De vakbond CNV maakt zich ongerust over de toekomstmogelijkheden van websitebouwers. Voor ontslagen web-ict’ers is er nauwelijks ander werk, lijkt het. De sector zelf is minder negatief. De gekte is voorbij, de webontwikkelaars kunnen nu echt aan het werk.
Maurice Limmen, onderhandelaar bij de dienstenbond CNV, inventariseert voor een internetbedrijf waarvan hij de naam niet wil noemen de alternatieven voor medewerkers voor wie er geen werk meer is. Volgens Limmen is de vraag naar sitebouwers (degenen die sites ontwerpen en onderhouden) sterk afgenomen: "De medewerkers die eruit moeten bij internetbedrijven komen niet goed meer aan de bak."
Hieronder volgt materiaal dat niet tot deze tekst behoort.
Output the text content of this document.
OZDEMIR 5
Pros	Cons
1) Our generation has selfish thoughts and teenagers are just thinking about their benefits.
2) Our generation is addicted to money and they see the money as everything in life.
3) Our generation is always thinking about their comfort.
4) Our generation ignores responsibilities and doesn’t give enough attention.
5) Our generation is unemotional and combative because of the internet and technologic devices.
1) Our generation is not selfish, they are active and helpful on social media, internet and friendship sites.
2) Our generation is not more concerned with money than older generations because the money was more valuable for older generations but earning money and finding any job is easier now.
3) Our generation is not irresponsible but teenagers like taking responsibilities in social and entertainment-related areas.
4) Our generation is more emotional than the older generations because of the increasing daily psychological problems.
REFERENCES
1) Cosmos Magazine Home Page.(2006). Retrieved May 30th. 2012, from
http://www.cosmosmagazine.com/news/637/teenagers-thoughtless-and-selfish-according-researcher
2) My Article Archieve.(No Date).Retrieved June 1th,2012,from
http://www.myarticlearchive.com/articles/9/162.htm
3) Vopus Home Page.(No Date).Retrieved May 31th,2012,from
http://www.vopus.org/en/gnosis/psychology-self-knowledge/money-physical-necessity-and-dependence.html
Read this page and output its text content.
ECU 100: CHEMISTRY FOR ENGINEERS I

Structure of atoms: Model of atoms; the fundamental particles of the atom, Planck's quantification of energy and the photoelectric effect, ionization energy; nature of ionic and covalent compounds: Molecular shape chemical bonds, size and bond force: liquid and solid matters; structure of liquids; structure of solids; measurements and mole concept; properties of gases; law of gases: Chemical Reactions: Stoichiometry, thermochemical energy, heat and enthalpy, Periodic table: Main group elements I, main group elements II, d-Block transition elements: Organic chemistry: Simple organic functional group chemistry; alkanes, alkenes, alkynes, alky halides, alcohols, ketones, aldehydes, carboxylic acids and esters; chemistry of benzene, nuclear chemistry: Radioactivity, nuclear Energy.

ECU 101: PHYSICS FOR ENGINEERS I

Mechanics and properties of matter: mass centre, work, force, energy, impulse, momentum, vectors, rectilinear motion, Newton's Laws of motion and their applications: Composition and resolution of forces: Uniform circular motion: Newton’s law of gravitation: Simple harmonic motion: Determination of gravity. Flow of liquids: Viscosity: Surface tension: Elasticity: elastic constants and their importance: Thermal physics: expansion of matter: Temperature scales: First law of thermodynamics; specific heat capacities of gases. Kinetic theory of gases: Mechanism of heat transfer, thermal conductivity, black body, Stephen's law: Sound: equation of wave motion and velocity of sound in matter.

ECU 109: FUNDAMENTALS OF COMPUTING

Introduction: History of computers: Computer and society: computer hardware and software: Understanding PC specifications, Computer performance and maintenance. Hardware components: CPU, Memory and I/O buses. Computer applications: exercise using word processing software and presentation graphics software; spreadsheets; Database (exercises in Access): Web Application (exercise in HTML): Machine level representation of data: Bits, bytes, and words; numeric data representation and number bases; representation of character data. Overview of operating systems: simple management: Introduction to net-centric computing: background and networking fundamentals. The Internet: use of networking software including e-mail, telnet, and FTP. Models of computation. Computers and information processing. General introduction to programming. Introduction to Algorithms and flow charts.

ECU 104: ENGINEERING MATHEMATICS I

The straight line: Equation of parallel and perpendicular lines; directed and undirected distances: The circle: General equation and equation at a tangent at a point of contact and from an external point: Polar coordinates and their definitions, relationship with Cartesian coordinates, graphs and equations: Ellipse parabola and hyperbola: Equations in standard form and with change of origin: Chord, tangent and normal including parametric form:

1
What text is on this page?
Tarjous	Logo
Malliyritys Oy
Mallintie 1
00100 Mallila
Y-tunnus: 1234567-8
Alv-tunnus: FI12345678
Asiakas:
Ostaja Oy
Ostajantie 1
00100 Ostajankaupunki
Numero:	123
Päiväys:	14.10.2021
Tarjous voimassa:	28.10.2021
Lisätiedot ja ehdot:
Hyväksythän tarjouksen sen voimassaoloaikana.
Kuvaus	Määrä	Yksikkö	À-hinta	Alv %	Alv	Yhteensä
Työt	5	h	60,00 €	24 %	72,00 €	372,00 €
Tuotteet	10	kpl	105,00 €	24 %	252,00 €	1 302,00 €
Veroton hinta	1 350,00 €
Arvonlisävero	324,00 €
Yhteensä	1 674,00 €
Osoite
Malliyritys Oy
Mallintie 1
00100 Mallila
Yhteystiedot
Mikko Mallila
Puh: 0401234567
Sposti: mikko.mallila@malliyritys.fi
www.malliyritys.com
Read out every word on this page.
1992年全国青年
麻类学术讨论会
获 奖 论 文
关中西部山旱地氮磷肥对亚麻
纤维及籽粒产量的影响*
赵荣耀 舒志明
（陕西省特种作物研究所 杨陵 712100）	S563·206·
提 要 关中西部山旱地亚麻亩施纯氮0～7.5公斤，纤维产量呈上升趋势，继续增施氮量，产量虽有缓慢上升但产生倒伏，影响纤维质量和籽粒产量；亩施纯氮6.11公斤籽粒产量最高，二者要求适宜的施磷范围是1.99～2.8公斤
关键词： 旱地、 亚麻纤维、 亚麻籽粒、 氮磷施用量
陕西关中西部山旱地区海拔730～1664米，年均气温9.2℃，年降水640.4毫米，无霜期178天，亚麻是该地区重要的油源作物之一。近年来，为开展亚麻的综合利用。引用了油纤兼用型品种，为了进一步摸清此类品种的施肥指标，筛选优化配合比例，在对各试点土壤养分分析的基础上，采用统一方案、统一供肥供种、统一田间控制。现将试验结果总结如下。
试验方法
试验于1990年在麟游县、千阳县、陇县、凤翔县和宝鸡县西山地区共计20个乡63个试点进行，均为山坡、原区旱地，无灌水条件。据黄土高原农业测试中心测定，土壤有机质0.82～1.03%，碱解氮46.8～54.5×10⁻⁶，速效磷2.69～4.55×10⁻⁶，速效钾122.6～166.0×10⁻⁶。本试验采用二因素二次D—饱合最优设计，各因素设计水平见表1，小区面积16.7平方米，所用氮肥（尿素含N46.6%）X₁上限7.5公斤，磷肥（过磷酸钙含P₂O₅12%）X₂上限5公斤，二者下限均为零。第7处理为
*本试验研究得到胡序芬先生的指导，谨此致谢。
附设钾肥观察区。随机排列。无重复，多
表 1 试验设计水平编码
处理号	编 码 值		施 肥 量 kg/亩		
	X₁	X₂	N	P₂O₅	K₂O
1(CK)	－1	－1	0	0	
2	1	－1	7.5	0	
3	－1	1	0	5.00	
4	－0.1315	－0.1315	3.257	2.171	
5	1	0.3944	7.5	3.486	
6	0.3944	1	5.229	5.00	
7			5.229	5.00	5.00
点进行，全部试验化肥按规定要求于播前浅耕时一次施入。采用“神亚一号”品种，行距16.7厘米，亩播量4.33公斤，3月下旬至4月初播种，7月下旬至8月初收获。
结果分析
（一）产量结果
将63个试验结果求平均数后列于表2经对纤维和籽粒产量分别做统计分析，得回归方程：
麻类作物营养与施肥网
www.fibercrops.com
"Bedrijven hebben de budgetten voor websites flink teruggeschroefd. Als dat je werkterrein is, heb je nu een probleem." De vakbondsman vertelt dat de automatiseerders die bij hem aankloppen soms verbijsterd zijn. Enkele jaren geleden specialiseerden zij zich nog vanuit een brede achtergrond in het maken van webapplicaties, nu lijkt er voor hen geen perspectief meer te zijn.
Hobbyisme
Limmen hoopt dat hij voor de meeste sitebouwers van het bedrijf andere taken kan regelen. Een moeilijkheid daarbij is dat veel websitebouwers de ontwikkelingen buiten hun eigen specialistische werkgebied niet gevolgd hebben, zo merkt hij.
Mark Klamer, werkzaam bij het Twinning-centrum in Amsterdam, is het niet met de vakbond eens. "De angst van de CNV is ongegrond. Er zijn nog voldoende bedrijven op zoek naar dergelijke ict’ers; er zijn er weinig met niets om handen." Hij denkt dat de minder ervaren automatiseerders het zwaar hebben: "Met alleen verstand van html ben je geen webontwikkelaar. Een aantal ontwikkelaars is bang, doordat ze niet het werk krijgen dat ze gewend zijn."
Volgens Klamer zijn de meeste internetbedrijven blij dat de gekte over is en dat ze ‘normaal’ kunnen werken: "De jaren van hobbyisme zijn voorbij. Je komt er nu niet met alleen een mooie website; functionaliteit telt mee."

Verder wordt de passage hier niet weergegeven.